Council Speaker Christine Quinn, in whose district the project is located, gave her strong support for it at a press conference before today's meeting of the City Council. More below.
The battle for the soul of New York—or at least for its skyline
—was over before it even really began. The City Council Land Use Committee just voted in favor of Vornado's roughly 1,200-foot, Pelli Clarke Pelli-designed 15 Penn Plaza, apparently unswayed by complaints from the owner
of the Empire State Building, Anthony Malkin, that it would ruin views of his iconic tower, and thus the city as a whole. In fact, the issue of the skyline barely even came up, and when it did, the council members, who voted 19-1 for the tower, essentially said New York must build to remain great. "I think it's a project the city needs," said Councilman Daniel Holleran, a Staten Island Republican. The bigger issue, by far, than the dueling towers was that of who would build 15 Penn Plaza, namely MWBEs.
That's the policy shorthand for women- and minority-owned business enterprises. The council, like the city, is majority minority, and so ensuring employment for minorities, particularly in the notoriously cosseted construction industry is often a high priority. When Vornado showed up at Monday's hearings without a specific plan for how it would ensure a portion of the contractors on the project would be MWBEs, the committee members were displeased. Council
Albert Vann asked if the company even had any sort of minority hiring practices, to which the head of the New York Office, David Greenbaum, joked that he was not sure but had had a party recently at which there were many women, and his wife asked which were employs and which were spouses and he said, with a chuckle, that it was more of the former. James was not amused.
Vornado proffered a last minute MWBE plan before today's vote, calling for at least 15 percent of all construction work to be done by MWBEs. Whether the project would have been torpedoed without it is hard to say, but it did little to assuage council members complaints at the same time they overwhelmingly voted for the project. James Saunders, one of the council's lions on MWBE issues, made his frustration known. "This is a tepid response to a need, a very tepid response," he said of the new MWBE plan. "We can't go on like this. That we even have to have this discussion shows that there needs to be some real dialogue here." Holleran expressed disappointment that the council does not use its limited leverage over such projects to extract more concessions early on than at the very end, when development projects have essentially reached the stage of fait accompli.
Not that it would have mattered if there was any real opposition, as the mayor cast his considerable weight behind the project yesterday, according to
the Wall Street Journal
"I don't understand that. You know, anybody that builds a building in New York City changes its skyline. We don't have to run around to every other owner and apologize," he said. "This is something that's great for this city."
"Competition's a wonderful thing. One guy owns a building. He'd like to have it be the only tall building," he added. "I'm sorry that's not the real world, nor should it be."

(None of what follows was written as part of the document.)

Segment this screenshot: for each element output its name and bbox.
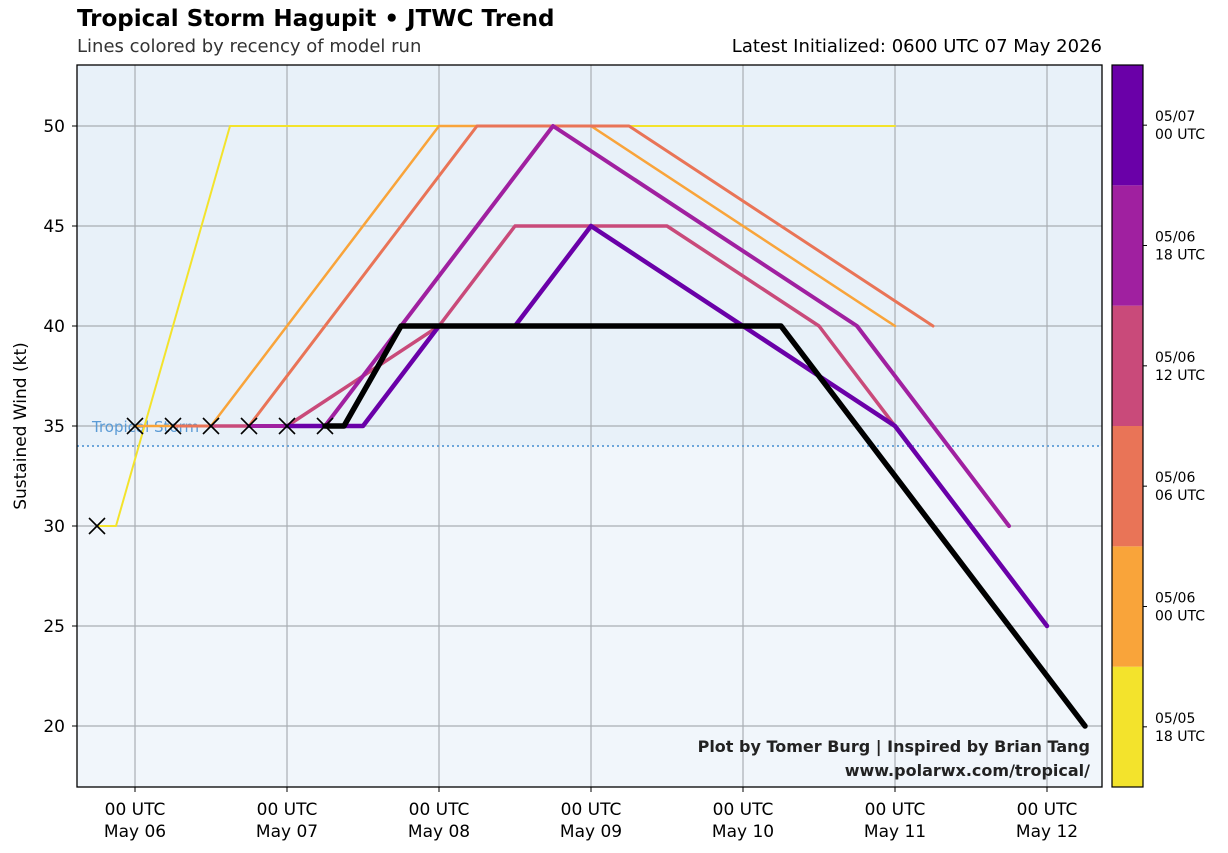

Malkin was not at today's vote. And perhaps its was with good reason that the council did not take up his position. As our colleague Eliot Brown points out
over at the Observer
, the skyline fight is not that disimilar to the one over the Ground Zero "Mosque," in that it's a supremely local issue that has been given over to if not irrational than at least emotional pleas for something locals could care less about. After all, we're only ruining the view from Jersey. Yet again, the debate surrounding this project was only nominally about the project at hand.
When we asked Speaker Quinn about the merits of such a large, even overbuilt project—it's 42 percent larger than current zoning allows, going from a 12 FAR to an 18 (though mind you the Empire State Building is a whopping 35, so who's dwarfing whom exactly?)—she said she was fine with it. "I think given that this is 34th Street, 33rd Street, and 7th Avenue, one of the most commercial areas in the city of New York, this is an appropriate place for dense development." (The project is actually located between 33rd Street and 32nd Street.)
Quinn even went so far as to compare the unbuilt 15 Penn Plaza to many of the city's other iconic office towers, calling it a modern day Rockefeller Center, something the city needs more of. "Our position is about Midtown business district expanding into the 21st Century," Quinn said. "As it is, we're not on par with some of our competitors, say London or Hong Kong. In the middle of this recession, what this say is New York is coming out of this, and coming out on top."
Quinn said that she was happy with the MWBE agreement that had been reached with Vornado while also stressing that such matters were not technically under the purvey of the city's land-use review process. When we asked if they should be, Quinn demurred.
On a less demure note, Curbed
that the real reason Malkin is so opposed to 15 Penn Plaza is because it's potentially throwing off the feng shui of his tower, killing the "life force" of the Empire State Building and thus a deal with a business from Hong Kong to lease space in the tower. And now we've heard everything.